In April 2016 Georgia will introduce voluntary eco-labelling of fuel, allowing customers to know what quality of fuel they use. Photo by the Ministry of Environment., 22 Feb 2016 - 16:00, Tbilisi,Georgia

Georgia is introducing a labelling system to determine quality of fuel imported into the country where high quality petrol and diesel will be marked, allowing customers to know what quality of fuel they use.

Eco-labelling will start from April 2016 in Georgia, a spokesperson from the Ministry of Environment and Natural Resources exclusively told

Eco-labelling is a voluntary method of environmental performance certification and labelling, which informs customers about the best alternative fuels including ethanol, biodiesel, biogas and various fuel blends.

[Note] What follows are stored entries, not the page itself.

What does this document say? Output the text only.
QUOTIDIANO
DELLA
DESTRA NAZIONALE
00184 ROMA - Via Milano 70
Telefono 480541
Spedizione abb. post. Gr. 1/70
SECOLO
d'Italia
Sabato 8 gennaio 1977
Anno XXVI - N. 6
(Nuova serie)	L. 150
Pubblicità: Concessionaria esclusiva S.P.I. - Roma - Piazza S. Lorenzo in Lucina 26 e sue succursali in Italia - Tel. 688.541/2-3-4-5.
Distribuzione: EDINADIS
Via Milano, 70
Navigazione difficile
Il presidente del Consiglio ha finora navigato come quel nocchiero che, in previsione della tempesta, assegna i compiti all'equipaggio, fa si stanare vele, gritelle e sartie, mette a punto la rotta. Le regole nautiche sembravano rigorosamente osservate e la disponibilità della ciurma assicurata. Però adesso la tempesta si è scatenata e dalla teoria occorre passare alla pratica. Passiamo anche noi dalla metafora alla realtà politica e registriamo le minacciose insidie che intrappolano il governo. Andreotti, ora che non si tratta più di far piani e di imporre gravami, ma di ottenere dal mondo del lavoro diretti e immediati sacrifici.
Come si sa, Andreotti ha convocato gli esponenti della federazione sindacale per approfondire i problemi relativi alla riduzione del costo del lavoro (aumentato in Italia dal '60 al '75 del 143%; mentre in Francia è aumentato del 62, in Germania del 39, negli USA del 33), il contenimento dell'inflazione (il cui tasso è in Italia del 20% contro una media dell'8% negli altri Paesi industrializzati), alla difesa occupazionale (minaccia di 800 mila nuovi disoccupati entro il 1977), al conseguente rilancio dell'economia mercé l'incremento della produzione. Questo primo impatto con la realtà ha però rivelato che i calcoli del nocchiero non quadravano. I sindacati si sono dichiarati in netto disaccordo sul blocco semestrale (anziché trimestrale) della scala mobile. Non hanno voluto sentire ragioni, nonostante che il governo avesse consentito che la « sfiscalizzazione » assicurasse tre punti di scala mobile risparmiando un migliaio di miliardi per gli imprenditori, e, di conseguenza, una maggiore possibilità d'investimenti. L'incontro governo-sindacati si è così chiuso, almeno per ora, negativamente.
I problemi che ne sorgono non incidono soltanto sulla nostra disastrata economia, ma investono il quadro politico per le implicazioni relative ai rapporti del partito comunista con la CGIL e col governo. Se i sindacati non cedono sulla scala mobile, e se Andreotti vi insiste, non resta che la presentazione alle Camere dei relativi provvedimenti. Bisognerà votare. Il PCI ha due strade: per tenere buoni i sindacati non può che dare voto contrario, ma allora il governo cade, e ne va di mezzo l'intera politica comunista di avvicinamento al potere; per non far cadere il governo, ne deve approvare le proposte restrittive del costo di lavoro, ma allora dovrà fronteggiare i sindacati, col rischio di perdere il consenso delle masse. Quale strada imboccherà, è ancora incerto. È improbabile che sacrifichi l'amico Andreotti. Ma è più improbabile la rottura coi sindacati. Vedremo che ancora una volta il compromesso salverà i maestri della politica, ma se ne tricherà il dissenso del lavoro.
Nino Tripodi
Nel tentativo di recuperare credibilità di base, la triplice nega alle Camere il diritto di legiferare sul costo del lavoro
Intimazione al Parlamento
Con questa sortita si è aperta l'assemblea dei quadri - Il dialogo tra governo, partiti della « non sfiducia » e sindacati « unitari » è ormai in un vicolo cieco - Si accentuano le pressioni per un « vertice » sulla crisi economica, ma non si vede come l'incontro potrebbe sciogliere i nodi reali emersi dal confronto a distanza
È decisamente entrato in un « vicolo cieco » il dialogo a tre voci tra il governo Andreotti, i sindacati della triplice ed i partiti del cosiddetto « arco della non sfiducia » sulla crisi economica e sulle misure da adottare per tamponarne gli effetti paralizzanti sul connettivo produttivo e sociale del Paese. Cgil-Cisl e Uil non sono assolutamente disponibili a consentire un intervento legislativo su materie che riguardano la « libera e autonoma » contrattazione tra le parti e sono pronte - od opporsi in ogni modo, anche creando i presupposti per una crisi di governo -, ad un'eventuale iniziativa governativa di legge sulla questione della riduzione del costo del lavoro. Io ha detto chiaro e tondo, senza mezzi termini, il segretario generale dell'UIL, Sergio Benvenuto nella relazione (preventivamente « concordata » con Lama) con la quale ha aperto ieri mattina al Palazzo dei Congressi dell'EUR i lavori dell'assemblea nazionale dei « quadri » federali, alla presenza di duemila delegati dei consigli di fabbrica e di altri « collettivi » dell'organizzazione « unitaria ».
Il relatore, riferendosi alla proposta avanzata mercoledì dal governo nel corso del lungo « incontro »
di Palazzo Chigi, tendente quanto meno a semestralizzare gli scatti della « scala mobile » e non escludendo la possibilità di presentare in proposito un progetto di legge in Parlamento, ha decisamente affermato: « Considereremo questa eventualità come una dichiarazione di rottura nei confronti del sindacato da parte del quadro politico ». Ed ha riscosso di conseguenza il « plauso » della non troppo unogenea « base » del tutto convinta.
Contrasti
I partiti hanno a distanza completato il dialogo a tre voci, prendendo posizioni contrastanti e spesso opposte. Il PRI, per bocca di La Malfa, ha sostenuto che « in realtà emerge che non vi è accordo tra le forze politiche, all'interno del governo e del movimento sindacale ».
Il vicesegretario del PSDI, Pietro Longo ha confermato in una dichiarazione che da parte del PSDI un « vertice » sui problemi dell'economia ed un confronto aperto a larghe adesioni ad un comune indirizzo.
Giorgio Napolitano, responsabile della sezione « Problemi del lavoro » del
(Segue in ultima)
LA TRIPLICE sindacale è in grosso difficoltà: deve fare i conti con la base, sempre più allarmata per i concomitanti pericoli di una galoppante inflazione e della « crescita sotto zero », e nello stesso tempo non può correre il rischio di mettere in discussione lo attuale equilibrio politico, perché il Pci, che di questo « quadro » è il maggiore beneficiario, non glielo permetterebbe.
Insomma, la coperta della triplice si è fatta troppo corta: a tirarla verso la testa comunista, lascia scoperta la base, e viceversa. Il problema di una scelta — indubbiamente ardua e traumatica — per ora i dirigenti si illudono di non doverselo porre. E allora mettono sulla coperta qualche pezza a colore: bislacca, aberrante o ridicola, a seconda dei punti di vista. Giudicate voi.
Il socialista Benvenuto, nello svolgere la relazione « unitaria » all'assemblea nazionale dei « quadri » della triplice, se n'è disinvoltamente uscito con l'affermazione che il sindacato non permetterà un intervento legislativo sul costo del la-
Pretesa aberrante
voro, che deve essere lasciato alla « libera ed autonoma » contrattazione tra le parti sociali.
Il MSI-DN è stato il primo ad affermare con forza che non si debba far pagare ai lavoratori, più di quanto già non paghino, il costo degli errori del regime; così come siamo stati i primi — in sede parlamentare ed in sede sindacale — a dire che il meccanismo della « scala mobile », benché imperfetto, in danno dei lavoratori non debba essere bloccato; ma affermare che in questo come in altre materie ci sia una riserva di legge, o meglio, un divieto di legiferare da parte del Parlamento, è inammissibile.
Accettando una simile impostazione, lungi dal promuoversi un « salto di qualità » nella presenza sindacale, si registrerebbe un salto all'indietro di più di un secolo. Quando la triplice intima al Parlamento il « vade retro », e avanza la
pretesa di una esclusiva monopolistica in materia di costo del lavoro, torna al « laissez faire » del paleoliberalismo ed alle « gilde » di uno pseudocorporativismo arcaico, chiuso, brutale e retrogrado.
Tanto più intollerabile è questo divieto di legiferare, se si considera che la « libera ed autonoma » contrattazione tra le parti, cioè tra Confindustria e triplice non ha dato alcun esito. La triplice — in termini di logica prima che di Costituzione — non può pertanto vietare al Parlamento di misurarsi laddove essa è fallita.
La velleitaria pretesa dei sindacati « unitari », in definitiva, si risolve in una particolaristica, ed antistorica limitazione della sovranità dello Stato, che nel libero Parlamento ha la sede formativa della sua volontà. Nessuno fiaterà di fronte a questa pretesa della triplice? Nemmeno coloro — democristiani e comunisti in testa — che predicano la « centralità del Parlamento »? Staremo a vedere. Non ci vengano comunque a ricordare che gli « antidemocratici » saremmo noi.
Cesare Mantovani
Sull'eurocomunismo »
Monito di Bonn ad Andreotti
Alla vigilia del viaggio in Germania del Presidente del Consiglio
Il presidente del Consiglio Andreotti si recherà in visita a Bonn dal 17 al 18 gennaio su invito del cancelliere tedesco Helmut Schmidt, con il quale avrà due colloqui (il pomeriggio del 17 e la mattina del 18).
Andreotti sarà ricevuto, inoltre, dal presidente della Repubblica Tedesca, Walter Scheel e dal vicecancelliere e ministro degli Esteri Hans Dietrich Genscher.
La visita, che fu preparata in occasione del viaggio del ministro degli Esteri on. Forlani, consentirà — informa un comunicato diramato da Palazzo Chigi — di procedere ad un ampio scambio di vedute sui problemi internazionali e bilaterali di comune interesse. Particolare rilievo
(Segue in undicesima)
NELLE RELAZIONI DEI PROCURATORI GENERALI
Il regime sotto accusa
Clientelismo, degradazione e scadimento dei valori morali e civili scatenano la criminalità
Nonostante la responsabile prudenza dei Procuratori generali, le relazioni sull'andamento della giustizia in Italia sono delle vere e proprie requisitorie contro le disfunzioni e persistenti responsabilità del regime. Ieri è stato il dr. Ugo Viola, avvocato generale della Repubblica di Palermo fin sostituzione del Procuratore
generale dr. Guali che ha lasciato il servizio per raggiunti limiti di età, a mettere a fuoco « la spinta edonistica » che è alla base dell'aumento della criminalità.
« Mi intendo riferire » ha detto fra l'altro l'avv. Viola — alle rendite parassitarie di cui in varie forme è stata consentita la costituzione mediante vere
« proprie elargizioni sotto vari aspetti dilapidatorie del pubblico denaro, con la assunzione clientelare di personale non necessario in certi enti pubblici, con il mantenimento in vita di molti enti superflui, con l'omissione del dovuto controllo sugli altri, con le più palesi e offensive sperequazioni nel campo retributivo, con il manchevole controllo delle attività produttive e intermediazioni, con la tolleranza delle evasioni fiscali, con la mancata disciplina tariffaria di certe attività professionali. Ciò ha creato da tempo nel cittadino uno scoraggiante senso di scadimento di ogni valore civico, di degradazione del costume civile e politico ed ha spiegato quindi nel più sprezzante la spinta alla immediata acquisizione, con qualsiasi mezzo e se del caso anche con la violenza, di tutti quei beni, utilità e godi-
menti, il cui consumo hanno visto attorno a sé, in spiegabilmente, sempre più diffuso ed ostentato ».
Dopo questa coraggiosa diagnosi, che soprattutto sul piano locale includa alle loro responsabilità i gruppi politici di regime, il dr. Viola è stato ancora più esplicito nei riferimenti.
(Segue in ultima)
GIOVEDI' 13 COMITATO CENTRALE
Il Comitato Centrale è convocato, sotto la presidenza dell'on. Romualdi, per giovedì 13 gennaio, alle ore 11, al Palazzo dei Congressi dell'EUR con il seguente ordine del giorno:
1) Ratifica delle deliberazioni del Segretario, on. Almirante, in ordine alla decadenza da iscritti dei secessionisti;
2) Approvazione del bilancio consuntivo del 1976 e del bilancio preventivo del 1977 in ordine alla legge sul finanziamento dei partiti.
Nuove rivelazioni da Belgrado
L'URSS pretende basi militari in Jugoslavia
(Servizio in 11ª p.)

A Ministry spokesperson said eco-labelling in Georgia will meet the European exhaust emissions standards for passenger cars. While the European Union (EU) uses the latest ‘Euro 6’ standard, Georgia will initially meet ‘Euro 4’ and ‘Euro 5’ standards.

Companies that import fuels of this quality will be given a ‘green mark’ and regarded as environmentally friendly while lower quality fuel below ‘Euro 4’ standards will not be issued a ‘green mark’.

Britain’s Automobile Association Developments explained the ‘Euro 4’ and ‘Euro 5’ standards, launched in January 2005 and September 2009 respectfully, concentrated on cleaning up emissions from diesel cars, especially reducing particulate matter and nitrogen oxides.

The Ministry spokesperson said Georgia’s oil importer companies claimed they already imported high quality fuel but were happy to introduce the new eco-labelling system.

As of today fuel in Georgia meets national standards, which are also very close to European standards. In cases where petrol is imported from Europe the national standard is ‘Euro 5’ and for diesel, imported from Azerbaijan, the standard is ‘Euro 3’,” said the spokesperson.

The system will be voluntary for all companies that import oil into Georgia.

Georgia's Minister of Environment Gigla Agulashvili met officials from the Union of Oil Products Enterprisers, Importers and Customers yesterday and introduced them to the eco-labelling system.

The Minister said the initiative would increase the use of ecologically clean fuel in the local market, allow customers to know what quality of fuel they used and contribute to "healthy competition” between oil importer companies.

Oil companies interested in implementing the eco-labelling system and being regarded as "green” should apply to the Environment Ministry, who will then approve their labelling after a laboratory examination takes place.